Pamuk Prenses, nam-ı diğer Snow White (Emilia Fauche), babasının yönettiği ülkeye liderlik vasıflarıyla kuşatılmış biri olarak doğuyor. Çocukluğu boyunca adil, herkesin neşe ve mutluluk içinde yaşadığı ülkesi, annesinin hastalığı ve ölümüyle değişiyor. Krallığa dışarıdan gelen güzel bir kadının (Gal Gadot) babasında bıraktığı etki, kısa süre sonra evlenmeleriyle sonuçlanıyor. Üvey annesi olan kraliçe, kralı ve orduyu sınır bölgesindeki savaşa gönderip tahta kuruluyor. Ülkenin tüm zenginliğini ele geçirirken halkın eski güzel günleri unutmasına ve umutsuzluğu kabullenmesine neden oluyor. Pamuk Prenses (Rachel Zegler) büyüyüp kraliçe tarafından sarayın hizmetçisi haline getirilirken halk da yoksulluktan kırılıyor.

Snow White, yeniden ekrana taşınırken masalda yapılan pek çok değişiklikten de bahsediliyor. Özellikle de karakterlerde. Grimm Kardeşler‘in orijinal hikâyesindeki prens, krala sadık, ormanda yaşayan haydut Jonathan’a (Andrew Burnap) evriliyor. Avcı’nın (Ansu Kabia) kraliçenin emri üzerine, Pamuk Prenses’i ormana götürmesi ve onu öldüremeyeceğine karar verip serbest bırakması, bilindik anlatıyla paralellik taşıyor. Yedi cüce anlatıdaki varlığını korurken karakterlerinde meydana gelen farklılıklar da gözden kaçmıyor. Kraliçe’nin cadı kılığına girip Pamuk Prenses’e kıpkırmızı bir elma uzatması ve zehirlenen prensesi, prensin, yani Jonathan’ın öpücüğünün kurtarması masala sadık kalınan kısımlar arasında. Ancak kraliçenin gücünü güzellik ve ülkenin kaynaklarından alan zalim bir yönetici olması zamanın ruhuna uyulduğunu gösteriyor. Kraliçe ile prenses arasında olanlar tekil bir mesele olmaktan çıkıp her şeyin, masallarda bile, politik olduğunu hatırlatıyor. Bu da klasik haline gelen öyküleri ya da masalları yeniden yorumlarken ona ne kattığımız ya da ondan ne çaldığımızın çağımıza dair neler söylediği sorusunu ortaya çıkarıyor.

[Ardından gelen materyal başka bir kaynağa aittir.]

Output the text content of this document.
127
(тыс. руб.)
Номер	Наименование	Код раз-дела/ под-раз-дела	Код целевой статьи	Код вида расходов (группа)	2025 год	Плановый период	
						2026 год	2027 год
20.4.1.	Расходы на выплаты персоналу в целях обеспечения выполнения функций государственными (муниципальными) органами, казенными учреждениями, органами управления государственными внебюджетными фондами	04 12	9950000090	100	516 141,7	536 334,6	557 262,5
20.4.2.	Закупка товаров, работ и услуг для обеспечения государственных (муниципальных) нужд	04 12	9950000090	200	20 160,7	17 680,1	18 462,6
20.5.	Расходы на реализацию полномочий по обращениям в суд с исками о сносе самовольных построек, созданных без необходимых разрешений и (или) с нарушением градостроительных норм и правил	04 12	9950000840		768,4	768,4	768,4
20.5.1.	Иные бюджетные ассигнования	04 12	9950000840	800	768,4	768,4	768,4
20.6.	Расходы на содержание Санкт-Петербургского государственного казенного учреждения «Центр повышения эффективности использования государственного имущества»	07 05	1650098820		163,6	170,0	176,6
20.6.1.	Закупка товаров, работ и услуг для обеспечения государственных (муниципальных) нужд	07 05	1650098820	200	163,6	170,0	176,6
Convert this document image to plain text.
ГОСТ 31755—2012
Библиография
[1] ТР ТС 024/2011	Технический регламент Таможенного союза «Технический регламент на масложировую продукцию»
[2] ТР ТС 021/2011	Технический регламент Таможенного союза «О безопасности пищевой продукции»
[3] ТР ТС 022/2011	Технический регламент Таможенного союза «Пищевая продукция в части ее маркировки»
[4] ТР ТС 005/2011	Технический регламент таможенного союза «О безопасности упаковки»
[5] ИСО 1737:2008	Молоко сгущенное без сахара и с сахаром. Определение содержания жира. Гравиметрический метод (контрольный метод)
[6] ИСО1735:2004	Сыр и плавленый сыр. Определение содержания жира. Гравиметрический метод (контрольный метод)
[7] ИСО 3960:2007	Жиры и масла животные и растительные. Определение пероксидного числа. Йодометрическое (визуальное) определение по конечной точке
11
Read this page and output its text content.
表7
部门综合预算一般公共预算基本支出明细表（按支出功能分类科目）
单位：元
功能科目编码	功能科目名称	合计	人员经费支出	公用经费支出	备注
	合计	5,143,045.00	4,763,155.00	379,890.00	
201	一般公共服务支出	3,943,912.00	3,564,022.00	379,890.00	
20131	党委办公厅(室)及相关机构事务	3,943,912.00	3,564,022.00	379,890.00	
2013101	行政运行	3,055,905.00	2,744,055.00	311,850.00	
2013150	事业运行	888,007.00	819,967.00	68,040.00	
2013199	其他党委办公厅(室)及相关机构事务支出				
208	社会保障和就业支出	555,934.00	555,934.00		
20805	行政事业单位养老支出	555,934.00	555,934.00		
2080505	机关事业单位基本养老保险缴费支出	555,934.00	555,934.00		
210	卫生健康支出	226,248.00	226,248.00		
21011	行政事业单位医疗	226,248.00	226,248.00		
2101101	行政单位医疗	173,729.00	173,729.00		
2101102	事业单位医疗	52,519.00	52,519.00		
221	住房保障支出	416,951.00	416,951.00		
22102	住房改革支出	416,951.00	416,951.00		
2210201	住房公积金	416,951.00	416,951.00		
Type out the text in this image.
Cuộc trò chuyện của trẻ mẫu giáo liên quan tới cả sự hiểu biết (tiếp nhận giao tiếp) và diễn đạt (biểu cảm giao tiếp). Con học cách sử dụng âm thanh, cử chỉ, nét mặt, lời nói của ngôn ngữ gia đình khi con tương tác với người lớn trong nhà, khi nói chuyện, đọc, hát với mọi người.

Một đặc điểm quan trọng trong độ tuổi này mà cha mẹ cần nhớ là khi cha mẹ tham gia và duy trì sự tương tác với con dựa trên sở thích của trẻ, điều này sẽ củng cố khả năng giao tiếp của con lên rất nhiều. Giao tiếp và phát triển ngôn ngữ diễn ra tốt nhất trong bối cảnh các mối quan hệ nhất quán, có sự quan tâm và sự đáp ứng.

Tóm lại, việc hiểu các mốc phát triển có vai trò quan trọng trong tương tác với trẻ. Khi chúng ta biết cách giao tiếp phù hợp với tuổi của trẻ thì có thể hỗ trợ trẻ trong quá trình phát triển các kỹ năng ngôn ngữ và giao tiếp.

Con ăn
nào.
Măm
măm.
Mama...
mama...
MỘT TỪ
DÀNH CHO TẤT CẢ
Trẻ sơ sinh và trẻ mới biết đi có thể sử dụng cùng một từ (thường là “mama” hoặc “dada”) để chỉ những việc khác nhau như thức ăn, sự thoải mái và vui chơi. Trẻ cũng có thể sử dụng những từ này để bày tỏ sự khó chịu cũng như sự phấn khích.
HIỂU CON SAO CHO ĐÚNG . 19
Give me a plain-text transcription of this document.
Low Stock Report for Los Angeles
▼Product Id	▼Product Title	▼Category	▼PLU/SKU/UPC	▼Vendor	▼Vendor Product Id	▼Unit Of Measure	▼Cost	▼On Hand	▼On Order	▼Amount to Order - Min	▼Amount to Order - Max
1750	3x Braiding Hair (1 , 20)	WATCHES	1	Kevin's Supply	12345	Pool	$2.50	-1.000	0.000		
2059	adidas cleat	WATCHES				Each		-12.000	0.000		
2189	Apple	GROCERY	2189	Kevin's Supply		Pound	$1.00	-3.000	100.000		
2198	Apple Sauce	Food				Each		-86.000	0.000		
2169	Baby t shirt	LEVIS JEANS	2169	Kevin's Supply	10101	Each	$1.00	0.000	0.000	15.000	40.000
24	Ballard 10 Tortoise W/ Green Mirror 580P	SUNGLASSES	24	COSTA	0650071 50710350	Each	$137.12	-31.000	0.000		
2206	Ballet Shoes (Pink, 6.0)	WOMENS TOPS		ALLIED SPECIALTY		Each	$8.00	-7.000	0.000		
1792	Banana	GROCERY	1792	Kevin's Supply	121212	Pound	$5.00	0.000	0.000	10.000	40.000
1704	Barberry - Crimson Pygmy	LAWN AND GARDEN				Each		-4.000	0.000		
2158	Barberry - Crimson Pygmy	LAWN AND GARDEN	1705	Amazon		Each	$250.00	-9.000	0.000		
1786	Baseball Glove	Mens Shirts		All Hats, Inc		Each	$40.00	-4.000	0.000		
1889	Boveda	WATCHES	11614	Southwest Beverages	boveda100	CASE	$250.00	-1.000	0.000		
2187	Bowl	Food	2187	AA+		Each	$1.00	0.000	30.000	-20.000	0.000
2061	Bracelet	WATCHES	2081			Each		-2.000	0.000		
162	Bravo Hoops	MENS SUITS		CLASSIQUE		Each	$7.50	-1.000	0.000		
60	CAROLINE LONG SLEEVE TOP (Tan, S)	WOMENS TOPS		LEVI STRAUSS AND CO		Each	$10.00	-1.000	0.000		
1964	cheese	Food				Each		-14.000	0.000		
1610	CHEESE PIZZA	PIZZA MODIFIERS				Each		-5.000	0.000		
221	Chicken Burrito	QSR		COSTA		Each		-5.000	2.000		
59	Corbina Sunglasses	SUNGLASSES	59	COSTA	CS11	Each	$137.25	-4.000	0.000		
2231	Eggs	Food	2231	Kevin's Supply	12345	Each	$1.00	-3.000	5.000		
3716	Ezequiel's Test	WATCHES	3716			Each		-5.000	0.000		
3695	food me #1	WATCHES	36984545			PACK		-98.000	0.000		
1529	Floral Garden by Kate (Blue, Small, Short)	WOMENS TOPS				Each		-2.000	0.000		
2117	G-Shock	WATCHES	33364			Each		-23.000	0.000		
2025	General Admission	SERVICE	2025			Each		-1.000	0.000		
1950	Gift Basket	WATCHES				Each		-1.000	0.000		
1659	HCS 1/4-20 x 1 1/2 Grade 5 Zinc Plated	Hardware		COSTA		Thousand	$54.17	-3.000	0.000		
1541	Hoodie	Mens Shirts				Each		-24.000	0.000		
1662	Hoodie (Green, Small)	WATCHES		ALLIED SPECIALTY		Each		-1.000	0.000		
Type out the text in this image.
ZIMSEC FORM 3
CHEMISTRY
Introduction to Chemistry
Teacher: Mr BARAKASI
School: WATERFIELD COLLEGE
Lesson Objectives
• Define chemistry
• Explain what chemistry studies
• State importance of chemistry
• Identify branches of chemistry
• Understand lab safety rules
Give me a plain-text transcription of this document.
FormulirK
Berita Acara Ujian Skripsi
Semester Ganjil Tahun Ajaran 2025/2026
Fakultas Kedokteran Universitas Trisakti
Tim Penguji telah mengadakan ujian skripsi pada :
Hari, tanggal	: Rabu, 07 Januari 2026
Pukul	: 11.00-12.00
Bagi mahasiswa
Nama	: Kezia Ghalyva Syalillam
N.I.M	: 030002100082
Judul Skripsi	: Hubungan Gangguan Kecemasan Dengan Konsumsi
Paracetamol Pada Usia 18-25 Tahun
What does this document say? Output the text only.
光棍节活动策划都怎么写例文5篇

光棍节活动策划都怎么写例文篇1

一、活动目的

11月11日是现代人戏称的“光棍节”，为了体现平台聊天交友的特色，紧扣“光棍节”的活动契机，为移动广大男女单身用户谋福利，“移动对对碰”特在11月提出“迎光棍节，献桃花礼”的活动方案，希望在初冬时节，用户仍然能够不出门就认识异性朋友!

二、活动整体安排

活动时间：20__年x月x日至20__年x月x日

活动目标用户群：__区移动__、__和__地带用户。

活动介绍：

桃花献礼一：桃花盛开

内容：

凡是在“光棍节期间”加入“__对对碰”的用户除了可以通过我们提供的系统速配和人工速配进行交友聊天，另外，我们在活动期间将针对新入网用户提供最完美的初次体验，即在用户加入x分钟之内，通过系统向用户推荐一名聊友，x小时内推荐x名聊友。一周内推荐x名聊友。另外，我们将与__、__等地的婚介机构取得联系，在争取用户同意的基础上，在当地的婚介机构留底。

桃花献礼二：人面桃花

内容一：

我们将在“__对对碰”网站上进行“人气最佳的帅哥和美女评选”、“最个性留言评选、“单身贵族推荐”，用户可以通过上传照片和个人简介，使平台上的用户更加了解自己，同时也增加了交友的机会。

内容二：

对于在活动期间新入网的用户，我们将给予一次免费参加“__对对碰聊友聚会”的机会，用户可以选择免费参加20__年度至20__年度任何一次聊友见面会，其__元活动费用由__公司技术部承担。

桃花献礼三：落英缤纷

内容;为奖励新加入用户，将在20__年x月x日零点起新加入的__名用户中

Snow White 2025 Film İncelemesi Arakat Mag Rachael Zegler Gal Gadot

Masallara Neden İhtiyacımız Var?

Masallar çoğunlukla çocukları hedef alan anlatılar olmakla birlikte, özellikle de ebeveyn olmayı seçmiş yetişkinlerin de hayatında yer kaplıyor. Ne zaman, nerede, kimin anlattığını hatırlayamadığımız fakat hafızamızda yer ettiği yadsınamaz bu anlatılar, hayal gücümüzü ilk harekete geçiren, yaratıcılığımızı ilk besleyenler oluyor. Bu sayede kötülüğün karşısında iyiliğin kazanacağı; ahlak, adalet, cesaret gibi değerlere sahip olanların er ya da geç güçlükleri yeneceği mesajı veriliyor. En azından yaygın olarak bilinen masallar bu büyülü nitelikleri taşıyor. Bununla beraber, Grimm Kardeşler‘in derlediği pek çok masalın sandığımızdan daha acımasız olduğu da söyleniyor. Yedi cücenin Pamuk Prenses’e tecavüz ettiğini bir çocuğa anlatmak, ister istemez masalların var oluş amacına ters düşüyor. Bu yüzden de masalların keskin, zalim tarafları törpülenerek gerçek dünyanın acımasızlığı siliniyor. Konuşan aynalar, masalda anlatıldığı biçimiyle cüceler ve bir öpücükle hayata dönen prensesler de gerçek hayatta bulunmuyor zaten. Ama tam da bu yüzden onlara ihtiyaç duyuyoruz. Gerçekliği masallarda yeniyor, iyiler kazandıkça katarsis yaşıyoruz.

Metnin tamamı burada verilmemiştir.